An Efficient Data Toolkit for Uncertainty Quantification in Ultrahigh-Resolution E3SM Land Model Simulations


Dali Wang* (, Fengming Yuan, Peter Schwartz, Shih-chief Kao, Michelle Thornton, Danial Ricciuto, Peter Thornton, Paul J. Hanson


Climate Change Science Institute and Environmental Sciences Division, Oak Ridge National Laboratory, Oak Ridge, TN



With the development of high-resolution datasets and the availability of supercomputing, large-scale land simulation at ultrahigh-resolution (1 km by 1 km) becomes feasible. This study presents a toolkit designed for large-scale data processing to support uncertainty quantification (UQ) in ultrahigh-resolution E3SM Land Model Simulations (uELM) simulations on massively parallel computers, such as Summit and Frontier. This study presents the first application of its data toolkit to prepare atmospheric forcing and surface properties datasets for UQ in uELM simulations over North America. The simulation domain is an 8075 by 7814 grid at a 1km by 1 km resolution. The atmospheric forcing dataset used in this study is a temporally interpolated Daymet dataset with a 3-hour interval. The total size of the forcing dataset is around 50TB, containing seven variables: precipitation, shortwave radiation, longwave radiation, pressure, temperature, humidity, and wind.
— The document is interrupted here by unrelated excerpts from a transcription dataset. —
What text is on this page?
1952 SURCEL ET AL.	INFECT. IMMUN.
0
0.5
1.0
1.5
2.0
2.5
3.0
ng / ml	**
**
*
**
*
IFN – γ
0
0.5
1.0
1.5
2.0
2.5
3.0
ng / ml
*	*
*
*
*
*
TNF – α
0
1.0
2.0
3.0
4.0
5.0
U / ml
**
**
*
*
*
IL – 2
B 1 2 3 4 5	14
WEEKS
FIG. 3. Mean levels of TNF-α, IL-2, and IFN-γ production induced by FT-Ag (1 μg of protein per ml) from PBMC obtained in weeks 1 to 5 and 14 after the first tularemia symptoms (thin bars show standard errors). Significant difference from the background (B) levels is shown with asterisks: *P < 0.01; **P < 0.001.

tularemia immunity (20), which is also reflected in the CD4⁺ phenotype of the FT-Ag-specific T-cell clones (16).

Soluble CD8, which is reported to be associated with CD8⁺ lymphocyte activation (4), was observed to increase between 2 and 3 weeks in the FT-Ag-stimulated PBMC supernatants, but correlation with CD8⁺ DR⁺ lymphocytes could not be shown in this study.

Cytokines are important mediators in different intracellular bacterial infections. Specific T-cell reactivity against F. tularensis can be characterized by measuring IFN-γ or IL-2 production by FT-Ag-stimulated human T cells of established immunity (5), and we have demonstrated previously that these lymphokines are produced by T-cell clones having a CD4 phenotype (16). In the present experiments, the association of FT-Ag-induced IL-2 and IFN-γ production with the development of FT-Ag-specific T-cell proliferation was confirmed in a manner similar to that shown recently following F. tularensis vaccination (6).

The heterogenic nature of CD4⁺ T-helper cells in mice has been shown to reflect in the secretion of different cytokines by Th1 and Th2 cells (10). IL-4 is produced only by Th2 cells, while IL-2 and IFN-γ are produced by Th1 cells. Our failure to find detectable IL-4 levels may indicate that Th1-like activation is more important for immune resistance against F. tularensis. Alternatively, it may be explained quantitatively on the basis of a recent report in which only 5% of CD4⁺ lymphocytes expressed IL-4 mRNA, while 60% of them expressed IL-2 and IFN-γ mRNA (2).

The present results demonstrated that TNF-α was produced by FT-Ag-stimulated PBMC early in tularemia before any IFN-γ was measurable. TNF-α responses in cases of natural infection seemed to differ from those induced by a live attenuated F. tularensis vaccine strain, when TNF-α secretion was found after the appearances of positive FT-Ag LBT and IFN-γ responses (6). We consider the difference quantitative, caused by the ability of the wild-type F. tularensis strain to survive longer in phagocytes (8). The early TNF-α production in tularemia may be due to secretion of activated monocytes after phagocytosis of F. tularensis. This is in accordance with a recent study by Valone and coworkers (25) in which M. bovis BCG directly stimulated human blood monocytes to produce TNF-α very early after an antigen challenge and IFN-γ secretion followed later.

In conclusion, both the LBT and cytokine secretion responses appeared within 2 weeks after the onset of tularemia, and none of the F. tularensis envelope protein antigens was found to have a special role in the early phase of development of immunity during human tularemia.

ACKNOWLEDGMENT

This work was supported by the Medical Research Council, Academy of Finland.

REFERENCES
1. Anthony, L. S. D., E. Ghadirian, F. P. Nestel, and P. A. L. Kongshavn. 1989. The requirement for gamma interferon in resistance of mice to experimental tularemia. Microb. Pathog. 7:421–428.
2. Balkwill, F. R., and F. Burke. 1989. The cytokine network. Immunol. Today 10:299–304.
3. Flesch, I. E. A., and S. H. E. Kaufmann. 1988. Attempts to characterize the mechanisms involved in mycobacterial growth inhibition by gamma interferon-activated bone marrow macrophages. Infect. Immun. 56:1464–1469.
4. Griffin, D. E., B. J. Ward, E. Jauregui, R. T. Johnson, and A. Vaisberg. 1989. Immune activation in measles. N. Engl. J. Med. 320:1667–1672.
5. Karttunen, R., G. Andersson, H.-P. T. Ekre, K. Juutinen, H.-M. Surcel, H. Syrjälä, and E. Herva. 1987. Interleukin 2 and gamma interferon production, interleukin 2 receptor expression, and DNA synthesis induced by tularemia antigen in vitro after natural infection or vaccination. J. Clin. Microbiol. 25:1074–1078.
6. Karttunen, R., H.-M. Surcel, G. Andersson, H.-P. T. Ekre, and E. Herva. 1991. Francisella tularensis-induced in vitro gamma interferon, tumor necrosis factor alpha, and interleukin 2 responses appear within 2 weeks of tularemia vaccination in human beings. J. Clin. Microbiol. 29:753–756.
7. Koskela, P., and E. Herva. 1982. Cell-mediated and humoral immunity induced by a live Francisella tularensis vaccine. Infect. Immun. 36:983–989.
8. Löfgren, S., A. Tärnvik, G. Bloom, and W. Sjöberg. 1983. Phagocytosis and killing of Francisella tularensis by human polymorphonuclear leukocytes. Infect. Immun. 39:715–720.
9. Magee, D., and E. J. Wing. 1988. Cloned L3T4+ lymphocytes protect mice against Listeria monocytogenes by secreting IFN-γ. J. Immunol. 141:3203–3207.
A general approach is developed to support flexible partitioning schemes (e.g., round robin, romanization, and area of interest) over the designated domain, containing 22 million land grid cells (approximately 22,000,000 km2). A new surface properties dataset (containing over 60 variables) is derived from a 0.5-degree by 0.5-degree global surface properties dataset using a nearest-neighbor approach or linear interpolation. The final surface properties data product takes about 120GB. The computational platforms used in this study include an Nvidia GDX station (a 20-core Intel Xeon processor, 250GB memory, and 2TB of SSD storage) and a (704)-node commodity-type Linux cluster (Andes) connected to 250PB parallel file system. Each node contains two 16-core 3.0GHz AMD EPYC processors and 256GB of main memory. The partition and generation of domain-dependent subsets of atmospheric forcing datasets took approximately 10–12 hours using 10 Andes nodes. The generation of fine-resolution surface datasets took around 20 minutes on the DGX station. Further profiling confirmed that this data toolkit is an efficient, memory-bounded application.